Johan – came prepared with a slide deck, but used his strength for white boarding too. Start with a mentor as soon as you have a VCDX goal. vcdx.vmware.com has a list of mentors.
Nate – Prepare more, mental preparedness.
Peter – Doing some mock defenses ahead of time. Do a mock defenses or 20…
Luca – If you get a mock defense question you can’t answer research it. Take your time whilst speaking, don’t rush.
Within the scenario design within the defense board?
Nate – there is no expectation, that you need to create a design within 45 minutes. it is not a beat the clock game, take it slow, be methodical and work through the problem. Think about adding scenario questions to your mock defense.
Peter – It’s more about how you start your design, do you focus on requirements, do you focus of constraints. Focus on technology areas where you are strong, start at the top down rather than bottom up.
Johan – at the VCDX boot-camp describes the scenario task and how they come together. Practice drawing diagrams, practice in visio, practice in a notebook – practice drawing.
Paul – Keep it simple ask the normal questions, ask realistic questions and start where you expect.
What are the most common mistakes and how to avoid them?
Peter – VSAN! Stay with the things you know, stay calm if you don’t know a topic then don’t put it in there. The best advise is to have fun. Remember that the panelists are there to help you. If you don’t know an answer then say you don’t know but say where you might find it.
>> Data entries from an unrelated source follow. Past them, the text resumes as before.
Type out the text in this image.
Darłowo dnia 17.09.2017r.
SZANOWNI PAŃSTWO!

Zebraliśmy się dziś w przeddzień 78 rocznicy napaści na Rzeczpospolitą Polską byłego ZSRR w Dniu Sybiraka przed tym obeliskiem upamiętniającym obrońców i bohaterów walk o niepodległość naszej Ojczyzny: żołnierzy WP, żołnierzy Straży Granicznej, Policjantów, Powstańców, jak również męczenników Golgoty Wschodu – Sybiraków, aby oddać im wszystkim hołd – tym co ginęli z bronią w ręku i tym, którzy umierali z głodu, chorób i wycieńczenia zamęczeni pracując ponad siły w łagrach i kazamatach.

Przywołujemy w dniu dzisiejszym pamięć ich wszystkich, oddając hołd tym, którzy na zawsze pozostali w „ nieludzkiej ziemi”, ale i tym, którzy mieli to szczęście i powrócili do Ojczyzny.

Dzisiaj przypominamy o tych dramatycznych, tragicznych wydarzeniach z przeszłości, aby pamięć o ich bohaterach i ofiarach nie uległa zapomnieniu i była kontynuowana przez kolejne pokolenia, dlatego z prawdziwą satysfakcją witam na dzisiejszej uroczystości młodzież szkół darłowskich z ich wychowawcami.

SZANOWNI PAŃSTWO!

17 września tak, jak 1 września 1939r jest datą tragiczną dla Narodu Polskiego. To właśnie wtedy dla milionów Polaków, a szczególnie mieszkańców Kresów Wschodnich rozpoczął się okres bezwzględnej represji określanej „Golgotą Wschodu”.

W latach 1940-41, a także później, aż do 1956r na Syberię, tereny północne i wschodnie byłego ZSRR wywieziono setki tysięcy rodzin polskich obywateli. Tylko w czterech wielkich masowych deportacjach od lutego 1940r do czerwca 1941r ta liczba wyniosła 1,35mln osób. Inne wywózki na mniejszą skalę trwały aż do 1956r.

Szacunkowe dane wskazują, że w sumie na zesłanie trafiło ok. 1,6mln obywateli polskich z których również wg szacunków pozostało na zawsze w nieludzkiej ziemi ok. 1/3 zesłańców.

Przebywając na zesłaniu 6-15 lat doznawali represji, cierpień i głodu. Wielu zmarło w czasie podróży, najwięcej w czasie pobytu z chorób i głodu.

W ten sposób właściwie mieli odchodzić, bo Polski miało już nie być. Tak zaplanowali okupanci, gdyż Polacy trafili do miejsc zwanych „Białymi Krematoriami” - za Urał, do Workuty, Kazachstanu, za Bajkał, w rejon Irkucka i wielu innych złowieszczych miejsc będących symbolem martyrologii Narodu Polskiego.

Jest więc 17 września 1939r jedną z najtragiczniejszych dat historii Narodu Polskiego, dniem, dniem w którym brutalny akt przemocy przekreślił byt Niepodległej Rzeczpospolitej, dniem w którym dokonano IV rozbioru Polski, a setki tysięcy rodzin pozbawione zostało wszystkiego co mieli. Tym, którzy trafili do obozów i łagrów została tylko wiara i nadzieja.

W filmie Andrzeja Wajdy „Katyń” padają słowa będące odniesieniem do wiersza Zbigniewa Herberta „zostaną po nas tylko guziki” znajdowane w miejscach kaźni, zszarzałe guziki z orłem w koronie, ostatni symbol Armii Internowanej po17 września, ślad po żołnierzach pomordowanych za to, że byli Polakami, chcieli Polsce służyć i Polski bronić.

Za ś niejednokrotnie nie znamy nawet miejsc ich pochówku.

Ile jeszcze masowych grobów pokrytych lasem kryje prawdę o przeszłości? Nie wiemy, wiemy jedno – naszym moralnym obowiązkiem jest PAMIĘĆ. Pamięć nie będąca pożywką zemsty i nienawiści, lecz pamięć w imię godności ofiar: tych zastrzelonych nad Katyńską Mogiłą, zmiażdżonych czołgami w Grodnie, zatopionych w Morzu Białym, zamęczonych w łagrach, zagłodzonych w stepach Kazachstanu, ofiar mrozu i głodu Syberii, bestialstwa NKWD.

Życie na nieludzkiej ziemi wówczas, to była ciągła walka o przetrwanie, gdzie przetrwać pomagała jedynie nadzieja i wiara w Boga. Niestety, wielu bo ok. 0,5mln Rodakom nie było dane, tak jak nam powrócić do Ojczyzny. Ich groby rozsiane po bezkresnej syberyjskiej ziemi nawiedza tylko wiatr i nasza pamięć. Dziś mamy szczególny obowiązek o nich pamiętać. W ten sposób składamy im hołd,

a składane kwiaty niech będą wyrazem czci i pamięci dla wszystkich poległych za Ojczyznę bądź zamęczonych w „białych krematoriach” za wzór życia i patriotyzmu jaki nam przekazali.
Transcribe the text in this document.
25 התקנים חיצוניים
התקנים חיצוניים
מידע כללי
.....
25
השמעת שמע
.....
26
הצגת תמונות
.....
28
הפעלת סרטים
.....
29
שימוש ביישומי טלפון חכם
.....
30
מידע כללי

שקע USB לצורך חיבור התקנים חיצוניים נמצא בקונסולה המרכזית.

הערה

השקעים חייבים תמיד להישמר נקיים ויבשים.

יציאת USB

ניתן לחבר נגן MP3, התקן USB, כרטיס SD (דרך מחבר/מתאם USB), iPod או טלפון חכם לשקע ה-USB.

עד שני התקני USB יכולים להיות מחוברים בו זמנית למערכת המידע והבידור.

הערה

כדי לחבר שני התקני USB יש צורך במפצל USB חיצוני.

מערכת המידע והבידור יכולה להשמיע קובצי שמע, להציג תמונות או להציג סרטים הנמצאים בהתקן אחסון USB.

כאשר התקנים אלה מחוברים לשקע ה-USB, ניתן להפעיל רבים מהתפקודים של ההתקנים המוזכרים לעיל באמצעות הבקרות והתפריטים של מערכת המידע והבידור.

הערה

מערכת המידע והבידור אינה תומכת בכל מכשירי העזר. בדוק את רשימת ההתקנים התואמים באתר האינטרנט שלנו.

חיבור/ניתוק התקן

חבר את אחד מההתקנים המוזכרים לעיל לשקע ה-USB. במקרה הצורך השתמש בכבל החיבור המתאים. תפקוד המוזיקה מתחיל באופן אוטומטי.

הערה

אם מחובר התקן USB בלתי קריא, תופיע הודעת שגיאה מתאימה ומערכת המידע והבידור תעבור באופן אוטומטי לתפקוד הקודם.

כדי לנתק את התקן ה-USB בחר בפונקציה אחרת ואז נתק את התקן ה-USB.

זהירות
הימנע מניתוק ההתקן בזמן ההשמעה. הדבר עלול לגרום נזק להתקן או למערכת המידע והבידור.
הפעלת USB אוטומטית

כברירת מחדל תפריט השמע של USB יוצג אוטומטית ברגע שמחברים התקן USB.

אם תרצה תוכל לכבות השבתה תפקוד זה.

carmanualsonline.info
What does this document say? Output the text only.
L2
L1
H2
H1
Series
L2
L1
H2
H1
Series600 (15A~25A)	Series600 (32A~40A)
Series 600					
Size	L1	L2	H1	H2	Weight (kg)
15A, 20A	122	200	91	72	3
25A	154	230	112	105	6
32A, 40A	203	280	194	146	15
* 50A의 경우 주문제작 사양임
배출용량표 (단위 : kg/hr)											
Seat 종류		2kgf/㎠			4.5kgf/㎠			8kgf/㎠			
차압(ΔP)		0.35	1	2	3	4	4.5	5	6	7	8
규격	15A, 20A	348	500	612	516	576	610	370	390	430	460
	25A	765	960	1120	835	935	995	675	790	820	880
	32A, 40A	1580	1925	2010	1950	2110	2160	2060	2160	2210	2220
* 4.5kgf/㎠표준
Nate – Don’t think you are going to outsmart the panelists, be truthful!
I asked – How many times have you heard saying “because the customer told me”?
Johan – pointed out the blog post from Simon Long saying that N+1 is not a requirement,
Peter – If the customer tells you that it has to be that way, build your own opinion and have alternatives prepared to present during the defense
Paul – be proactive, make sure that you can cover off any “the customer says”
Nate – The customer is not always right! your job as a consultant is to educate!
Thanks to all the panelists for a great session!